Were there any surprises or learning moments in the publishing process for this title?
I have published eight books in Vietnamese and The Mountains Sing is my first novel and first book I have written in English. I learned English in the eighth grade so penning this novel felt like climbing a mountain barefoot. I arrived at the mountaintop and am stunned that the magnificent view of all the love which has been pouring in for The Mountains Sing. Never in my wildest dream did I dare think my book would be reviewed on the New York Times, NPR and is picked as a Best Book of the Month/Season by The New York Times, The Washington Post, O, The Oprah Magazine, USA Today, Real Simple…. Readers’ feedback on Goodreads has also been amazing and I am grateful beyond words.
Were there any surprises in the writing process for this book?
The Mountains Sing was fueled by my wish to have a grandmother. Both of my grandmas had died before my birth. Growing up, I was very jealous of my friends who had grandmothers to tell them tales and stories of their family. So I told myself I would write a novel one day with a grandmother figure in it. And finally I found Grandma Diệu Lan in The Mountains Sing.
I have no photos of my grandmothers and as I wrote the novel, I could imagine how my grandmothers looked, I could hear their voices. Grandma Diệu Lan and her granddaughter Hương are very real to me, as well as all other characters, including Hương’ parents, uncles, and aunt.

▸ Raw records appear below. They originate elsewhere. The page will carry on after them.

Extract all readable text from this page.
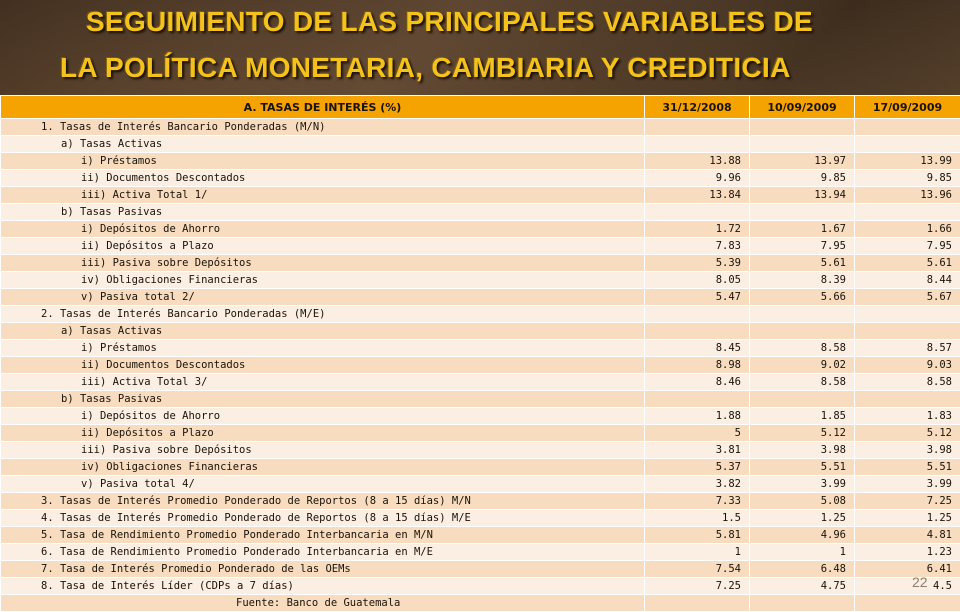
SEGUIMIENTO DE LAS PRINCIPALES VARIABLES DE
LA POLÍTICA MONETARIA, CAMBIARIA Y CREDITICIA
A. TASAS DE INTERÉS (%)	31/12/2008	10/09/2009	17/09/2009
1. Tasas de Interés Bancario Ponderadas (M/N)			
a) Tasas Activas			
i) Préstamos	13.88	13.97	13.99
ii) Documentos Descontados	9.96	9.85	9.85
iii) Activa Total 1/	13.84	13.94	13.96
b) Tasas Pasivas			
i) Depósitos de Ahorro	1.72	1.67	1.66
ii) Depósitos a Plazo	7.83	7.95	7.95
iii) Pasiva sobre Depósitos	5.39	5.61	5.61
iv) Obligaciones Financieras	8.05	8.39	8.44
v) Pasiva total 2/	5.47	5.66	5.67
2. Tasas de Interés Bancario Ponderadas (M/E)			
a) Tasas Activas			
i) Préstamos	8.45	8.58	8.57
ii) Documentos Descontados	8.98	9.02	9.03
iii) Activa Total 3/	8.46	8.58	8.58
b) Tasas Pasivas			
i) Depósitos de Ahorro	1.88	1.85	1.83
ii) Depósitos a Plazo	5	5.12	5.12
iii) Pasiva sobre Depósitos	3.81	3.98	3.98
iv) Obligaciones Financieras	5.37	5.51	5.51
v) Pasiva total 4/	3.82	3.99	3.99
3. Tasas de Interés Promedio Ponderado de Reportos (8 a 15 días) M/N	7.33	5.08	7.25
4. Tasas de Interés Promedio Ponderado de Reportos (8 a 15 días) M/E	1.5	1.25	1.25
5. Tasa de Rendimiento Promedio Ponderado Interbancaria en M/N	5.81	4.96	4.81
6. Tasa de Rendimiento Promedio Ponderado Interbancaria en M/E	1	1	1.23
7. Tasa de Interés Promedio Ponderado de las OEMs	7.54	6.48	6.41
8. Tasa de Interés Líder (CDPs a 7 días)	7.25	4.75	4.5
Fuente: Banco de Guatemala			
22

As a writer, I used to underestimate the power of imagination. I learned that once I let go of my fears and trusted my imagination, my writing will soar and take me where it is destined to be. Of course the imagination has to be grounded in knowledge for it to be believable, so research and hard work is key.
I used to be a documentary filmmaker, and a film director once told me: “You can’t make a good film unless your hands tremble behind the camera.” Let us write stories that move us to the core, because when our pen is trembling, the reader can feel it, too.